Liev, donc se présente à Kosko pour être précepteur. Mais on ne lui confie aucune tâche de précepteur car il manque les enfants. Qui ne sont pas encore arrivés. Il couche avec Magda, la servante, et se fiance avec Sonia, la fille du propriétaire. Mais se fiance-t-il vraiment ? Peut-être, peut-être pas, puisque tout semble aller par deux : Liev / Pas Liev, Magda/Sonia, les deux enfants… jusqu’à ses deux pages (42 et 43) délicatement bégayées sur une double colonne. Pourtant, Annocque réussit cette prouesse, alors que tout vacille, de nous faire avancer dans une histoire qui nous aspire de la première à la dernière page. Quelque chose n’est pas en phase et ce déphasage nous absorbe entièrement sans que nous puissions quitter le personnage d’une semelle.


Un événement terrible, donc, va se produire. Ou s’est peut-être déjà produit, dès la première page. Liev en est-il l’auteur ? Ou croit-il seulement l’avoir été ?


Car le lecteur se surprendra finalement à douter de tout, ou presque, enferré comme il se trouve dans les seules pensées et les seuls yeux de cet étrange Pas précepteur… qui affiche des cousinages variables du côté de Bartleby, de l’idiot de Dolstoïevski ou du Meursault de Camus.

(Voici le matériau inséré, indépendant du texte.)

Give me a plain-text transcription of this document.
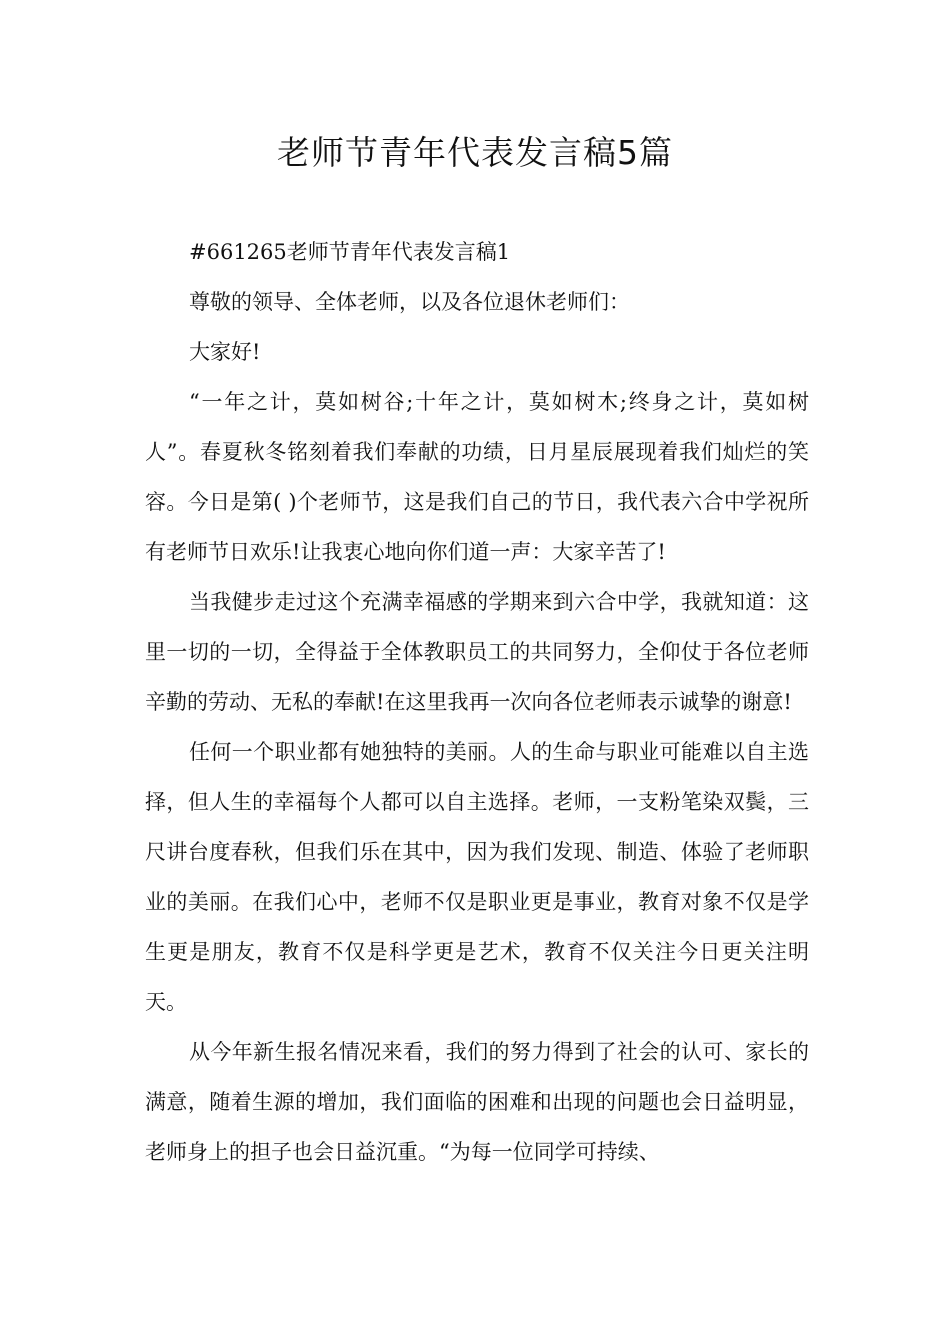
老师节青年代表发言稿5篇

#661265老师节青年代表发言稿1

尊敬的领导、全体老师，以及各位退休老师们：

大家好!

“一年之计，莫如树谷;十年之计，莫如树木;终身之计，莫如树人”。春夏秋冬铭刻着我们奉献的功绩，日月星辰展现着我们灿烂的笑容。今日是第( )个老师节，这是我们自己的节日，我代表六合中学祝所有老师节日欢乐!让我衷心地向你们道一声：大家辛苦了!

当我健步走过这个充满幸福感的学期来到六合中学，我就知道：这里一切的一切，全得益于全体教职员工的共同努力，全仰仗于各位老师辛勤的劳动、无私的奉献!在这里我再一次向各位老师表示诚挚的谢意!

任何一个职业都有她独特的美丽。人的生命与职业可能难以自主选择，但人生的幸福每个人都可以自主选择。老师，一支粉笔染双鬓，三尺讲台度春秋，但我们乐在其中，因为我们发现、制造、体验了老师职业的美丽。在我们心中，老师不仅是职业更是事业，教育对象不仅是学生更是朋友，教育不仅是科学更是艺术，教育不仅关注今日更关注明天。

从今年新生报名情况来看，我们的努力得到了社会的认可、家长的满意，随着生源的增加，我们面临的困难和出现的问题也会日益明显，老师身上的担子也会日益沉重。“为每一位同学可持续、
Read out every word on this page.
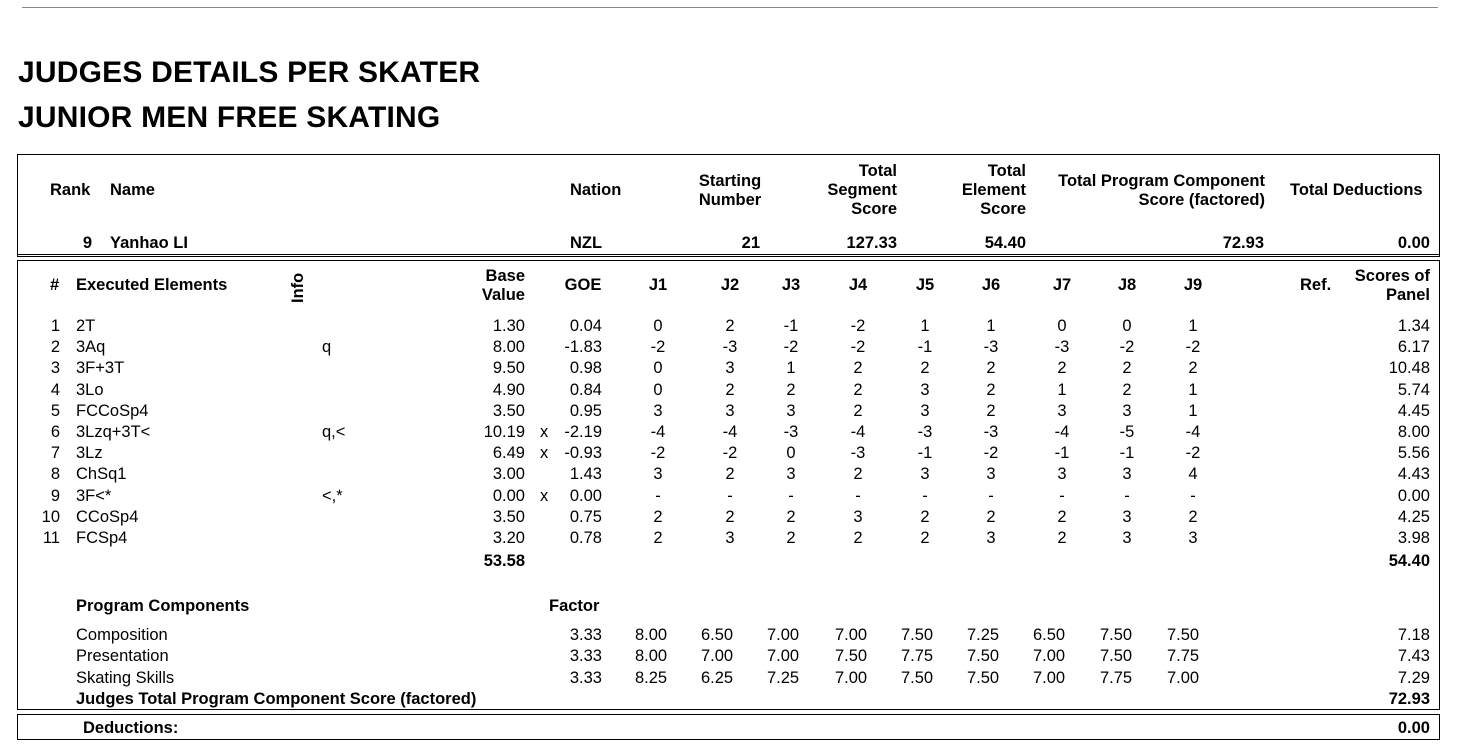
JUDGES DETAILS PER SKATER
JUNIOR MEN FREE SKATING
Rank Name	Nation	Starting
Number
Total
Segment
Score
Total
Element
Score
Total Program Component
Score (factored)
Total Deductions
9 Yanhao LI	NZL	21	127.33	54.40	72.93	0.00
# Executed Elements	Info	Base
Value
GOE	J1	J2	J3	J4	J5	J6	J7	J8	J9	Ref.	Scores of
Panel
1 2T	1.30	0.04	0	2	-1	-2	1	1	0	0	1	1.34
2 3Aq	q	8.00	-1.83	-2	-3	-2	-2	-1	-3	-3	-2	-2	6.17
3 3F+3T	9.50	0.98	0	3	1	2	2	2	2	2	2	10.48
4 3Lo	4.90	0.84	0	2	2	2	3	2	1	2	1	5.74
5 FCCoSp4	3.50	0.95	3	3	3	2	3	2	3	3	1	4.45
6 3Lzq+3T<	q,<	10.19 x -2.19	-4	-4	-3	-4	-3	-3	-4	-5	-4	8.00
7 3Lz	6.49 x -0.93	-2	-2	0	-3	-1	-2	-1	-1	-2	5.56
8 ChSq1	3.00	1.43	3	2	3	2	3	3	3	3	4	4.43
9 3F<*	<,*	0.00 x	0.00	-	-	-	-	-	-	-	-	-	0.00
10 CCoSp4	3.50	0.75	2	2	2	3	2	2	2	3	2	4.25
11 FCSp4	3.20	0.78	2	3	2	2	2	3	2	3	3	3.98
53.58	54.40
Program Components	Factor
Composition	3.33	8.00	6.50	7.00	7.00	7.50	7.25	6.50	7.50	7.50	7.18
Presentation	3.33	8.00	7.00	7.00	7.50	7.75	7.50	7.00	7.50	7.75	7.43
Skating Skills	3.33	8.25	6.25	7.25	7.00	7.50	7.50	7.00	7.75	7.00	7.29
Judges Total Program Component Score (factored)	72.93
Deductions:	0.00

Et pourtant, on le sent à chaque page, tout cela n’est pas qu’un jeu monté pour déboussoler et faire vibrer le lecteur. Pas Liev est aussi un roman puissant sur la solitude, l’aliénation, les souffrances ravalées qui n’ont pas trouvé le chemin des mots.
















Philippe Annocque, Pas Liev. Quidam Éditeur. 2015.